5 thoughts on “Eclipse – November Ride 1 – Putting the pieces together

  • Hi Emily. All good news in this post from you. If only your previous Specialists had been of the calibre of your current one. Great to hear you got the job you were after too. With that and the new place to live it obviously makes things a hell of a lot better. So glad to hear about it.

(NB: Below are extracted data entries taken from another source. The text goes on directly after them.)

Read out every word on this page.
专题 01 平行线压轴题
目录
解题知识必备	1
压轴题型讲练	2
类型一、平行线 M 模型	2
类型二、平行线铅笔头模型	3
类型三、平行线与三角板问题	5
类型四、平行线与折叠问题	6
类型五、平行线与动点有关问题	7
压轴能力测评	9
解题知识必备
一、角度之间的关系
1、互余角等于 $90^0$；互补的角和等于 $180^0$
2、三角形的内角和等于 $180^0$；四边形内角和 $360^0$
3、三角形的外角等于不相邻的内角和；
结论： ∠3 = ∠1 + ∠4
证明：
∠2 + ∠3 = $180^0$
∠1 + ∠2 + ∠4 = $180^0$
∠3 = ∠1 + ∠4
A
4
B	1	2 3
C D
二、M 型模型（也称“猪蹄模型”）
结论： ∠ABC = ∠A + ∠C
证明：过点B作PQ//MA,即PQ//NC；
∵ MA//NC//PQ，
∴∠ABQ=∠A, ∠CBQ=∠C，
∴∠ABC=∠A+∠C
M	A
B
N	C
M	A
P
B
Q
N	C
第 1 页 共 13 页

    Thanks for all the pictures of the region Colin I will be passing through next autumn. We had decided to stay a couple of nights at Myrtleford and give Bright a quick pedal through – your words confirm that decision is the right one. I had a ride around the river last time I was at Myrtleford – it is a delight. Also, because locals were walking the track, I could have a stop and chat too. I recall speaking to an eco-warrior and then a Pauline Hanson supporter – people poles apart.

    Burgers – was that “Ruby’s”?

    • Thanks, Tony. Yes, I’m hoping things are now on a positive trajectory. I gave up on Bright in 2016 when the very average bakery wanted $8.75 for a basic, small salad roll. It’s always been a very popular town for Melbourne people, but it used to have normal people places, too. The pub used to have a Sri Lankan chef who made the most amazing goat curry, but I’ve heard even the pub has been gentrified compared to last decade.

      Myrtleford has a place called Cafe Fez that attracts the fancy people, but it is still good value. It’s been around for more than a decade – so predates any of the more recent up-scaling that the area has undergone. I’ve only ever had lunch there, but the tea selection is impressive and the mezze platter quite nice. There is a new-ish Vietnamese place in Myrtleford that closes at 5pm through the week but open late on weekends. It’s good and decent value but was too busy when I was just there, so I did head to Rubys. Can’t say I was impressed, but it did the job. The best takeaway place used to be the place that is now Jesse James. They had hand-cut chips and the burgers weren’t frozen patties. I can’t remember, but it may have been the original Greek owners back then (say around 2006-08). But those people sold the place, and I’ve heard it’s not all that great anymore. Myrtleford is definitely still more low-key than Bright, though. The timber mill keeps some things a bit more working class, I think! I hope weather, fires and your shoulder cooperate for a good tour in autumn!

  • What a nice ride, Em. I’ve been doing mostly bike paths lately myself and they’ve been quite restful. Really happy that you got in some camping and then the ride. Congrats on the new living situation and the new job, which sounds just what you needed.

    • Thanks, Kathleen. I hope things are finally coming together. I hope all is well in your neck of the woods, too.